对比之前的表，看源表和之前正常接入的表是否有什么不一样。

对比之下果然发现猫腻：

之前的表基本都是有自增主键的；本次同步的表没有自增主键，仅设有多个唯一索引

疑问就来了：SeaTunnel 到底是怎样同步数据的？

根据已有的认知，在同步 cdc 数据时，SeaTunnel 会分为两个步骤：先快照同步，再解析 binlog 进行增量同步。

作业启动读取数量一直为 0，应该是在快照同步阶段就卡住了。那么，快照同步的过程是啥呢？

先查看官方文档 MySQL CDC | Apache SeaTunnel：https://seatunnel.apache.org/zh-CN/docs/2.3.9/connector-v2/source/MySQL-CDC

其实是没有关于原理方面的介绍的，但是找到了一些可配置参数：

参数解析

chunk-key.even-distribution.factor.upper-bound

复制代码

默认值：100

英文描述：

The upper bound of the chunk key distribution factor. This factor is used to determine whether the table data is evenly distributed. If the distribution factor is calculated to be less than or equal to this upper bound (i.e., (MAX(id) - MIN(id) + 1) / row count), the table chunks would be optimized for even distribution. Otherwise, if the distribution factor is greater, the table will be considered as unevenly distributed and the sampling-based sharding strategy will be used if the estimated shard count exceeds the value specified by sample-sharding.threshold. The default value is 100.0.

中文描述：

用于分块的 key 的分布因子的上边界值。这个因子用于决定这个表数据是否是均匀分布的。如果这个分布因子<=上边界值（举例：计算公式(MAX(id) - MIN(id) + 1) / 总数据量），这个表分块的时候会按照均匀分布的策略进行，否则，如果这个分布因子超过了上边界值，这个表被认为是不均匀分布，并且如果预估分片数量超过了 sample-sharding.threshold 参数值（默认 100），会使用基于采样的分片策略。

chunk-key.even-distribution.factor.upper-bound

复制代码

默认值：0.5

英文描述：

The lower bound of the chunk key distribution factor. This factor is used to determine whether the table data is evenly distributed. If the distribution factor is calculated to be greater than or equal to this lower bound (i.e., (MAX(id) - MIN(id) + 1) / row count), the table chunks would be optimized for even distribution.

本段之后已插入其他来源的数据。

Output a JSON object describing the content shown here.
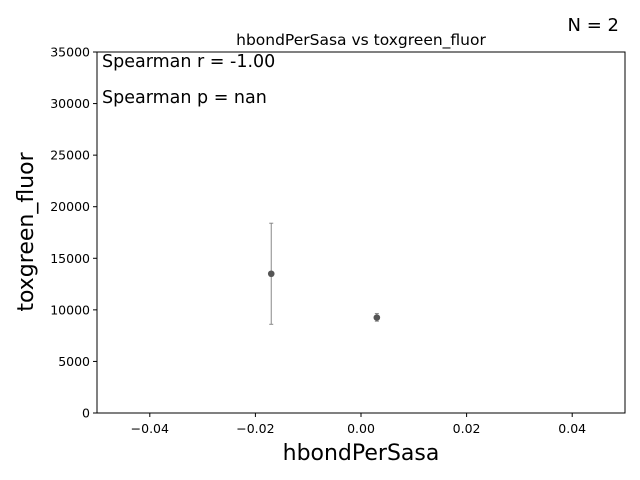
{
  "n_label": "N = 2",
  "stats": {
    "spearman_r": "Spearman r = -1.00",
    "spearman_p": "Spearman p = nan"
  },
  "chart_data": {
    "type": "scatter",
    "title": "hbondPerSasa vs toxgreen_fluor",
    "xlabel": "hbondPerSasa",
    "ylabel": "toxgreen_fluor",
    "xlim": [
      -0.05,
      0.05
    ],
    "ylim": [
      0,
      35000
    ],
    "xticks": [
      -0.04,
      -0.02,
      0.0,
      0.02,
      0.04
    ],
    "xtick_labels": [
      "−0.04",
      "−0.02",
      "0.00",
      "0.02",
      "0.04"
    ],
    "yticks": [
      0,
      5000,
      10000,
      15000,
      20000,
      25000,
      30000,
      35000
    ],
    "ytick_labels": [
      "0",
      "5000",
      "10000",
      "15000",
      "20000",
      "25000",
      "30000",
      "35000"
    ],
    "grid": false,
    "points": [
      {
        "x": -0.017,
        "y": 13500,
        "err_low": 8600,
        "err_high": 18400
      },
      {
        "x": 0.003,
        "y": 9250,
        "err_low": 8900,
        "err_high": 9650
      }
    ],
    "colors": {
      "marker": "#555555",
      "errorbar": "#888888",
      "axis": "#000000"
    }
  }
}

Otherwise, if the distribution factor is less, the table will be considered as unevenly distributed and the sampling-based sharding strategy will be used if the estimated shard count exceeds the value specified by sample-sharding.threshold. The default value is 0.05.

中文描述：分布因子的下边界值

sample-sharding.threshold

复制代码

默认值：1000

英文描述：

This configuration specifies the threshold of estimated shard count to trigger the sample sharding strategy. When the distribution factor is outside the bounds specified by chunk-key.even-distribution.factor.upper-bound and chunk-key.even-distribution.factor.lower-bound, and the estimated shard count (calculated as approximate row count / chunk size) exceeds this threshold, the sample sharding strategy will be used. This can help to handle large datasets more efficiently. The default value is 1000 shards.

中文描述：

这个配置项是预估分片数的阈值，用于触发采样分片策略。当分布因子在上下边界之外，并且预估分片数（预估总数据量/分块大小）超过这个阈值，将会使用采样分片策略。这个参数能够帮助更高效的处理非常大的数据量。默认值 1000 分片。

inverse-sampling.rate

复制代码

默认值：1000

英文描述：

The inverse of the sampling rate used in the sample sharding strategy. For example, if this value is set to 1000, it means a 1/1000 sampling rate is applied during the sampling process. This option provides flexibility in controlling the granularity of the sampling, thus affecting the final number of shards. It's especially useful when dealing with very large datasets where a lower sampling rate is preferred. The default value is 1000.

中文描述：

参数值的倒数会用于采样分片策略。举例，如果值是 1000，按照 1/1000 去采样。这个参数给控制采样的粒度提供了灵活性，直接影响最终的分片数。在处理非常大的数据量是，配置一个较低的采样率会特别有效。默认值 1000。

snapshot.split.size

复制代码

默认值：8096

英文描述：

The split size (number of rows) of table snapshot, captured tables are split into multiple splits when read the snapshot of table.

中文描述：

快照同步阶段的分片大小（行数），被接入的表会被分割为多个分片

snapshot.fetch.size

复制代码

默认值：1024

英文描述：

The maximum fetch size for per poll when read table snapshot.

中文描述：

每次读取表快照时最大的拉取大小。应该也是指行数。

从这几个配置中能获取到的信息：

在快照同步阶段会将数据划分为多个分片，根据数据是否均匀分布会有不同的分片策略。

我们这边表数据量大概是 6000W，count 不出来，业务系统人员反馈的

由于这个表没有主键，也不知道 SeaTunnel 内部是拿哪个字段作为分块键的？

暂且拿 ID 做分块键，这个字段正好有唯一索引，也合理

select max(ID),min(ID) from 表

复制代码

得到最大 key 值：804306477418

最小 key 值：607312608210

那么数据分布因子计算为：(804306477418-607312608210+1)/60000000 = 3283.2312

明显不在均匀分布因子 0.5~100 范围内，那就判定为不均匀分布

按照默认分块大小 8096 来计算分块数，60000000/8096 = 7411

明显大于 sample-sharding.threshold 默认值 1000，所以猜测走了采样分片策略

默认采样率为 1000，按照 6000W 的数据量来计算，需要采样 60000 条

此时此刻，我坚定的认为内部一直在采样，并且非常感兴趣 SeaTunnel 内部是如何采样的，为什么能运行长达 6 个小时？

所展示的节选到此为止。